Valiante suggested if hearing the oath was a problem, they should use microphones.

After his announcement, however, Kenney went further, suggesting on CBC that he believes veiled women are not participating in greater society, and that facial coverings should not be encouraged.

"This (the citizenship oath) is an act of public witness, you are standing up in front of your fellow citizens making a solemn commitment to be loyal to the country, and I just think it's not possible to do that with your face covered and it also, I think, just undermines the whole approach that we are trying to do through citizenship, which is to make people fully members of our community. I do not know how you can do that from behind a kind of a mask," he said.

The minister acknowledged there would likely be criticism coming from more religious groups, but he suggested those would be “very marginal.”

Wearing the niqab or a face covering, Kenney said, was not a religious obligation since it wasn’t necessary during pilgrimages.

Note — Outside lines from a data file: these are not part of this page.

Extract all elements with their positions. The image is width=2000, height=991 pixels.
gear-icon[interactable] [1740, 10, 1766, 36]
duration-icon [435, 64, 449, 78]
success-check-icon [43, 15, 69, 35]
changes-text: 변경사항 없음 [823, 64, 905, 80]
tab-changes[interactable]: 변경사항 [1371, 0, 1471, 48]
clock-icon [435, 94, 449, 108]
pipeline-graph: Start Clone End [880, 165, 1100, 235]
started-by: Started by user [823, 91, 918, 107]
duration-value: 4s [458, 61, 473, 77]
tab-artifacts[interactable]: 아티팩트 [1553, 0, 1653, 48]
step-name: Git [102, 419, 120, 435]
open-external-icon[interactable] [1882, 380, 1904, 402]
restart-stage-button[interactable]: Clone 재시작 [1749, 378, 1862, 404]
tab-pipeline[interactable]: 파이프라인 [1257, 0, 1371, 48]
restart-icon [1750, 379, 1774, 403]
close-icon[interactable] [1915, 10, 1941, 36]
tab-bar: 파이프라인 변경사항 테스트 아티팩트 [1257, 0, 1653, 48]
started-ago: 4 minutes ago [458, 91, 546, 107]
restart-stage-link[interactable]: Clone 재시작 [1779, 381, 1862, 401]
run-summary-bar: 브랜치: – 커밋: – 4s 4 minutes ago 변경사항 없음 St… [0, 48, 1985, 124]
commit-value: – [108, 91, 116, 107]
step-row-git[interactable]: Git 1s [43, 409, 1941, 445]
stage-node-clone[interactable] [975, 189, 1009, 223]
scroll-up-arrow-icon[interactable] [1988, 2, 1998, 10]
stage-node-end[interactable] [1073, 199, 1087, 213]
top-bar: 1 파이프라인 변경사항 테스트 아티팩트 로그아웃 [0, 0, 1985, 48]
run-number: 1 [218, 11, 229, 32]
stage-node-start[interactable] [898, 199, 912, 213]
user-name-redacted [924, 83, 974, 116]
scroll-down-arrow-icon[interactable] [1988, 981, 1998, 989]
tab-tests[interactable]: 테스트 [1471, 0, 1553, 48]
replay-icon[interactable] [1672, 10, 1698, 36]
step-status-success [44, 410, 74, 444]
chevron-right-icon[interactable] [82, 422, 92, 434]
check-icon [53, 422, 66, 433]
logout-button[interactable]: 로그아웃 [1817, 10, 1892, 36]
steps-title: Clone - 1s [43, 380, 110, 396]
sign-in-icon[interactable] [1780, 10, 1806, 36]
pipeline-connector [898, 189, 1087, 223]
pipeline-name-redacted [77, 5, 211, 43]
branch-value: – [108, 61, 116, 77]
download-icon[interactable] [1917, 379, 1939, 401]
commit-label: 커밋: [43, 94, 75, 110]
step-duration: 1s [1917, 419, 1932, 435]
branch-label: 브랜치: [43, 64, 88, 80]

"It is a cultural tradition which I think reflects a certain view about women that we do not accept in Canada. We want women to be full and equal members of Canadian society and certainly, when they are taking the citizenship oath, that is the right place to start."

The head of the Canadian Islamic Congress, Valiente, accused Kenney of having “an ideological agenda of so-called assimilation.”

“Assimilation doesn’t work by the way, we tried that on our native population. We said your religion is wrong, you are wrong, your language is wrong, your clothes are wrong, and we have basically annihilated their culture and cost them untold misery. And Canadians suffer with that too,” Valiante said.

Muslim face coverings, such as the niqab and the burqa, have sparked fierce debate in Canada. A case is currently before the Supreme Court debating whether Muslim women can testify in court with their faces covered.

The case is being seen as a fight between a woman's religious right and the right to a fair trial.

Last year, Quebec introduced legislation that would force women to unveil before receiving public services.

In Europe, bans on Muslim face coverings have been proposed in a number of countries. France has instituted a ban and The Netherlands is in the midst of passing such legislation.